Mais cette originalité a une contrepartie : le caractère franchement avant-gardiste et parfois expérimental de ses albums n’est pas fait pour plaire aux amateurs de chansons "simples" ou recherchant tout bonnement le plaisir d’une mélodie bien troussée. Plaire est le cadet des soucis de Björk qui construit ses albums au fil de ses envies et de ses émotions. Il suffit de jeter un œil sur le clip d’’Atopos’ (en lien ci-dessous) pour comprendre que l’univers de l’Islandaise est tout autant fantasmagorique que complètement barré. Au-delà du visuel digne des meilleurs délires de Tim Burton, cette association entre beats techno, sextuor de clarinettes basses et ce chant si caractéristique, très articulé, qui s’élance subitement sans raison apparente dans un aigu appuyé, n’est pas à la portée de toutes les oreilles.
Si la créativité débridée de Björk n’est plus à démontrer, celle-ci semble parfois échapper au contrôle de son inspiratrice. "Fossora" alterne ainsi titres provocateurs, parfois irritants de répétitivité ou de dissonances gratuites (‘Ovule’, ‘Allow’, ‘Fossora’ presque pop sur sa première partie mais saturé de percussions indigestes sur la seconde moitié) et morceaux totalement expérimentaux plus ou moins réussis (‘Mycelia’, collage atonal de voix syncopées, ‘Sorrowful Soil’, lui aussi uniquement vocal mais plus séduisant, ‘Trölla-Gabba’ à la limite de l’audible).
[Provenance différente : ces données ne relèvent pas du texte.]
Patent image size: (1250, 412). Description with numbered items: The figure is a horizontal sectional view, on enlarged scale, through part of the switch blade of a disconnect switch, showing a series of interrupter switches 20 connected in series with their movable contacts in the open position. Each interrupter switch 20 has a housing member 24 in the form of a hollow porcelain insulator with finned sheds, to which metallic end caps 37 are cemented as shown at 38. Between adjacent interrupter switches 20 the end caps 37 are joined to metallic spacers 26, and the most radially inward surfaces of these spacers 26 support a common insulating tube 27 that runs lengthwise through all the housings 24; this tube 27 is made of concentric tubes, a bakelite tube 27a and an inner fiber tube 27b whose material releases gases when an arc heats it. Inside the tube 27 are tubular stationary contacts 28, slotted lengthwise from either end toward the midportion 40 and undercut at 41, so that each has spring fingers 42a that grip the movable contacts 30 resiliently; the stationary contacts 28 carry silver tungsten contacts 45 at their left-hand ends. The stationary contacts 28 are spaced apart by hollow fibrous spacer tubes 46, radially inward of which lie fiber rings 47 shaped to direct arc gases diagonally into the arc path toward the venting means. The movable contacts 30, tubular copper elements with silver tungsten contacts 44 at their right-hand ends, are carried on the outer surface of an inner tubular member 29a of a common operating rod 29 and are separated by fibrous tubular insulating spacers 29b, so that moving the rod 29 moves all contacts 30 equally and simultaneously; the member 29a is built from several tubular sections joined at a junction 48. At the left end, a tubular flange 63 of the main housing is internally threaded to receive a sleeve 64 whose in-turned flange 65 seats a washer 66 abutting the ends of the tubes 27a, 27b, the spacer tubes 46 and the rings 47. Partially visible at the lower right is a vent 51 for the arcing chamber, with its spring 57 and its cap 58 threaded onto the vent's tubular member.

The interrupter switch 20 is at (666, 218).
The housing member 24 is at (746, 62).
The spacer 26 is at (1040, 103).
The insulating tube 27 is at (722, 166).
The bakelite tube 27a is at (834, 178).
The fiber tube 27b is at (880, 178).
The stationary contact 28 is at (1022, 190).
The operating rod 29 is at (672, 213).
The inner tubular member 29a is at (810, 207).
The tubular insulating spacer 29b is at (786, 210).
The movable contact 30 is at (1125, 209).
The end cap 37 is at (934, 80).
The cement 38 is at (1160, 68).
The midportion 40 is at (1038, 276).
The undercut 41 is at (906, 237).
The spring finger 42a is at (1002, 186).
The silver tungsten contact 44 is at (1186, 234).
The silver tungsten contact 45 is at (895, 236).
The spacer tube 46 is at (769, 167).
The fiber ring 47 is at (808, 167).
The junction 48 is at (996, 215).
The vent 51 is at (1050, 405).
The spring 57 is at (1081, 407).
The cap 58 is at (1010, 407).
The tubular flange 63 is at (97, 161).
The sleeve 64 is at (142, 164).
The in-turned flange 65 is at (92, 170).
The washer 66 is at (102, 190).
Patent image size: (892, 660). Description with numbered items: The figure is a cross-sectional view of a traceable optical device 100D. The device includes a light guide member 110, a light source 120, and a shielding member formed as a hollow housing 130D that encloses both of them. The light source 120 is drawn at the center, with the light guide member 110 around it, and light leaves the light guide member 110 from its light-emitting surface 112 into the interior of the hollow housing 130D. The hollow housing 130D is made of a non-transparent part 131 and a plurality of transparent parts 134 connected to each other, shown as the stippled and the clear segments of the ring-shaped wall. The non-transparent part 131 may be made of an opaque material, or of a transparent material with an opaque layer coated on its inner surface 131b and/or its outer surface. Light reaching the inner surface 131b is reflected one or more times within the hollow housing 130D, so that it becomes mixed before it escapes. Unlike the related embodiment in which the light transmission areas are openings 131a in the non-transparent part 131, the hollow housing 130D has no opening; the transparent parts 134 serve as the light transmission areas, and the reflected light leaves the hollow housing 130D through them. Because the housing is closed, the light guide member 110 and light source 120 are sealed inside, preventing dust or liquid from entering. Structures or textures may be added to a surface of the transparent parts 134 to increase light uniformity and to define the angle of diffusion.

Au milieu se glissent de temps à autre quelques titres plus mélancoliques, toujours surprenants sur la forme mais réussissant à distiller leur univers doux-amer dans l’âme de l’auditeur (‘Ancestress’, l’angoissant ‘Victimhood’ ou l’onirique ‘Her Mother’s House’ chanté en duo avec sa fille).
"Fossora" est un album très exigeant dont seuls les auditeurs les plus enclins à l’avant-gardisme viendront à bout, mais qui risque de déstabiliser ceux-ci par une certaine inconstance.